Case Presentation:

This is a 28–year–old male with history of Type 1 diabetes, polysubstance abuse and childhood asthma who was admitted for complaints of fatigue, night sweats and bilateral pleuritic chest pain that had been persisting for a few days prior to admission. He denied any cough, high fevers, chills, or shortness of breath that limited his physical activities. He denied any recent travel, sick contacts, new pets or any new medications. He denied any change in his home or work environment. Initial vitals showed low grade fever of 38.2, moderate tachycardia of 130 and physical examination was remarkable for diminished breath sounds on chest ausculation, bilateral chest wall tenderness on palpation of lower ribs in anterior axillary plane, and tenderness to palpation of lower abdomen. Initial labs were significant for moderate leukocytosis with severe eosinophilia. Chest x–ray showed patchy bilateral infiltrates. Blood and urine cultures were sent. Empiric IV antibiotics were started for the initial diagnosis of community acquired pnuemonia. Computed tomography (CT) of chest was performed to evaluate x–ray findings and showed groundglass opacities, predominantly in upper and right middle lobes. All his cultures were negative as were the serologies for aspergilus, histoplasmosis and legionella. Based on the moderate leucocytosis with severe eosinophilia of nearly 50% on the peripheral smear and CT findings, presumed diagnosis of CEP was made. He was placed on 40 mg of oral prednisone daily. His eosinophila and CT chest findings improved dramatically over the next 72 hours. He was discharged on long steroid taper. Discussion: CEP is characterized by idiopathic accumulation of eosinophils in the lung.
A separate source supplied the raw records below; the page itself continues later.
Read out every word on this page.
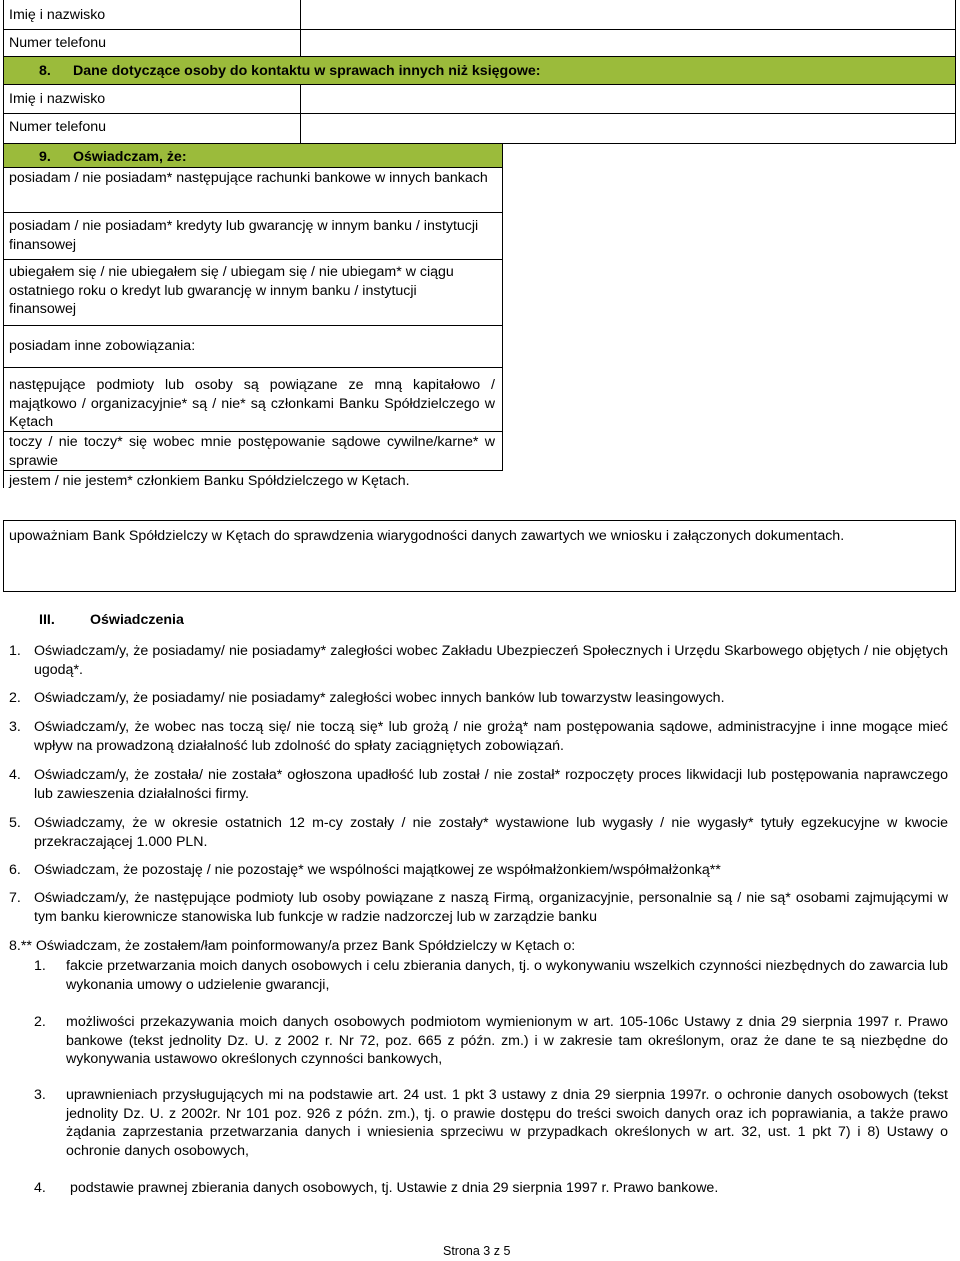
Imię i nazwisko
Numer telefonu
8. Dane dotyczące osoby do kontaktu w sprawach innych niż księgowe:
Imię i nazwisko
Numer telefonu
9. Oświadczam, że:
posiadam / nie posiadam* następujące rachunki bankowe w innych bankach
posiadam / nie posiadam* kredyty lub gwarancję w innym banku / instytucji finansowej
ubiegałem się / nie ubiegałem się / ubiegam się / nie ubiegam* w ciągu ostatniego roku o kredyt lub gwarancję w innym banku / instytucji finansowej
posiadam inne zobowiązania:
następujące podmioty lub osoby są powiązane ze mną kapitałowo / majątkowo / organizacyjnie* są / nie* są członkami Banku Spółdzielczego w Kętach
toczy / nie toczy* się wobec mnie postępowanie sądowe cywilne/karne* w sprawie
jestem / nie jestem* członkiem Banku Spółdzielczego w Kętach.
upoważniam Bank Spółdzielczy w Kętach do sprawdzenia wiarygodności danych zawartych we wniosku i załączonych dokumentach.
III. Oświadczenia
1. Oświadczam/y, że posiadamy/ nie posiadamy* zaległości wobec Zakładu Ubezpieczeń Społecznych i Urzędu Skarbowego objętych / nie objętych ugodą*.
2. Oświadczam/y, że posiadamy/ nie posiadamy* zaległości wobec innych banków lub towarzystw leasingowych.
3. Oświadczam/y, że wobec nas toczą się/ nie toczą się* lub grożą / nie grożą* nam postępowania sądowe, administracyjne i inne mogące mieć wpływ na prowadzoną działalność lub zdolność do spłaty zaciągniętych zobowiązań.
4. Oświadczam/y, że została/ nie została* ogłoszona upadłość lub został / nie został* rozpoczęty proces likwidacji lub postępowania naprawczego lub zawieszenia działalności firmy.
5. Oświadczamy, że w okresie ostatnich 12 m-cy zostały / nie zostały* wystawione lub wygasły / nie wygasły* tytuły egzekucyjne w kwocie przekraczającej 1.000 PLN.
6. Oświadczam, że pozostaję / nie pozostaję* we wspólności majątkowej ze współmałżonkiem/współmałżonką**
7. Oświadczam/y, że następujące podmioty lub osoby powiązane z naszą Firmą, organizacyjnie, personalnie są / nie są* osobami zajmującymi w tym banku kierownicze stanowiska lub funkcje w radzie nadzorczej lub w zarządzie banku
8.** Oświadczam, że zostałem/łam poinformowany/a przez Bank Spółdzielczy w Kętach o:
1. fakcie przetwarzania moich danych osobowych i celu zbierania danych, tj. o wykonywaniu wszelkich czynności niezbędnych do zawarcia lub wykonania umowy o udzielenie gwarancji,
2. możliwości przekazywania moich danych osobowych podmiotom wymienionym w art. 105-106c Ustawy z dnia 29 sierpnia 1997 r. Prawo bankowe (tekst jednolity Dz. U. z 2002 r. Nr 72, poz. 665 z późn. zm.) i w zakresie tam określonym, oraz że dane te są niezbędne do wykonywania ustawowo określonych czynności bankowych,
3. uprawnieniach przysługujących mi na podstawie art. 24 ust. 1 pkt 3 ustawy z dnia 29 sierpnia 1997r. o ochronie danych osobowych (tekst jednolity Dz. U. z 2002r. Nr 101 poz. 926 z późn. zm.), tj. o prawie dostępu do treści swoich danych oraz ich poprawiania, a także prawo żądania zaprzestania przetwarzania danych i wniesienia sprzeciwu w przypadkach określonych w art. 32, ust. 1 pkt 7) i 8) Ustawy o ochronie danych osobowych,
4. podstawie prawnej zbierania danych osobowych, tj. Ustawie z dnia 29 sierpnia 1997 r. Prawo bankowe.
Strona 3 z 5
Patients often present with a subacute illness that have a myriad of symptoms including cough, fever, breathlessness, weight loss, wheezing, and night sweats. Often asthma preceeds or subsequently develops in half of these cases. CT chest findings of bilateral peripheral opacities described as “photographic negative”of pulmonary edema in the setting of peripheral blood eosinophilia >25% are diagnostic. Therapy typically involves long course of steroids until infiltrates resolve on the radiological scans. Although optimal duration of therapy is unknown, most patients require treatment >6 months. Untreated, CEP may lead to chronic pulmonary fibrosis and pulmonary hypertension.

Conclusions:

This case shows that CEP may masquerade as a community acquired pneumonia. Appropriate vigilance for the telltale signs and rapid initiation of steroids may lead to complete cure and prevent long term damage.